Von Kufstein nach Wien pendelt Thimo Fiesel selbstverständlich mit der Bahn. In der Bundeshauptstadt ist er mit dem Fahrrad unterwegs.

Foto: Regine Hendrich

Es klingt paradox, aber der beste Wahlhelfer der Grünen ist gleichzeitig ihr Hauptfeind, den es zu bekämpfen gilt: der Klimawandel. Dass der Umweltschutz derzeit ein so vorherrschendes Thema ist, spielt der Partei natürlich in die Karten. Fast eineinhalb Jahre ist es her, dass die Ökos hochkant aus dem Nationalrat flogen. Der Ibiza-Skandal beschert der Partei im Herbst womöglich ein vorzeitiges Comeback. Einer, der mitverantwortlich dafür ist, dass das gelingt, ist Thimo Fiesel. Er ist der Wahlkampfmanager der Grünen.

Dass Fiesel sein Handwerk versteht, hat er schon bei der EU-Wahl Ende Mai bewiesen. Mit bescheidensten Mitteln räumten die Grünen mit Frontmann Werner Kogler 14,08 Prozent ab. Auch den EU-Wahlkampf hat er gemanaget. Weil das so gut gelaufen ist, macht nun das Team in mehr oder weniger gleicher Besetzung weiter.Wobei Fiesel einräumt, dass vieles auch durch das überraschende Koalitionsende ein bisschen aus der Not geboren wurde.

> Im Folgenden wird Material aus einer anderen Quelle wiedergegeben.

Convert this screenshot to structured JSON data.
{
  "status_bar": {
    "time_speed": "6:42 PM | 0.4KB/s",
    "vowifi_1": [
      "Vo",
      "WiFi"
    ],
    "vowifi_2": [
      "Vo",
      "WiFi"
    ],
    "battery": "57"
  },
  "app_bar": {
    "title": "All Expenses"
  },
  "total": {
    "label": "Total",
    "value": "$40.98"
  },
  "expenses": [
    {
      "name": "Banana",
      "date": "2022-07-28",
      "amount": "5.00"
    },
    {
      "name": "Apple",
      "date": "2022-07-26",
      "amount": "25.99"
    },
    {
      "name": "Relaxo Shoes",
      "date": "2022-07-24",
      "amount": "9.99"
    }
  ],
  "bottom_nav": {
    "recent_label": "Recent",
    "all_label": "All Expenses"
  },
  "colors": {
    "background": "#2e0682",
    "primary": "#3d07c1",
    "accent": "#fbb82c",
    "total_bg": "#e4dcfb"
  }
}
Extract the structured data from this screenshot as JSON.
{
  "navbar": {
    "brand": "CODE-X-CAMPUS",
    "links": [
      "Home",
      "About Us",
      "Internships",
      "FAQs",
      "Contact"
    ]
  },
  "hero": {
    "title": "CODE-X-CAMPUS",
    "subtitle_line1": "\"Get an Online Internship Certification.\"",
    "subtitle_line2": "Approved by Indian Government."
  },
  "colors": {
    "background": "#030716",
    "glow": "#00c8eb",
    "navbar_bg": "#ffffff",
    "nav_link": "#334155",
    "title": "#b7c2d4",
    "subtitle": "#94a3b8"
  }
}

"Organisatorisch ist die Wahl am 29. September zu früh gekommen, politisch nicht", sagt der 36-Jährige. Ein Indikator für einen erfolgreichen Wahlkampf sei auch der Bekanntheitsgrad der Spitzenkandidatin oder des Spitzenkandidaten: "Wäre die Wahl regulär, also zwei Jahren später gekommen, hätte man natürlich auch über andere Personen diskutieren können. Aber in der aktuellen Situation war klar, dass Kogler der richtige Spitzenkandidat ist." Organisatorisch kann sich die klamme Bundespartei auf die Strukturen der Landesgruppen verlassen. Eigentlich gehört gesagt: Sie muss sich verlassen.

Grüner Pendler

Fiesel selbst ist, wenn man so will, eine Leihkraft. Der Bund zahlt sein Gehalt, angestellt ist er aber bei den Tiroler Grünen. Dort ist er Landesgeschäftsführer. Drei, vier Tage in der Woche arbeitet er nun in Wien, dann geht es heim zu Frau und Kindern (drei an der Zahl) und ins Homeoffice. Mit der Bahn – selbstverständlich.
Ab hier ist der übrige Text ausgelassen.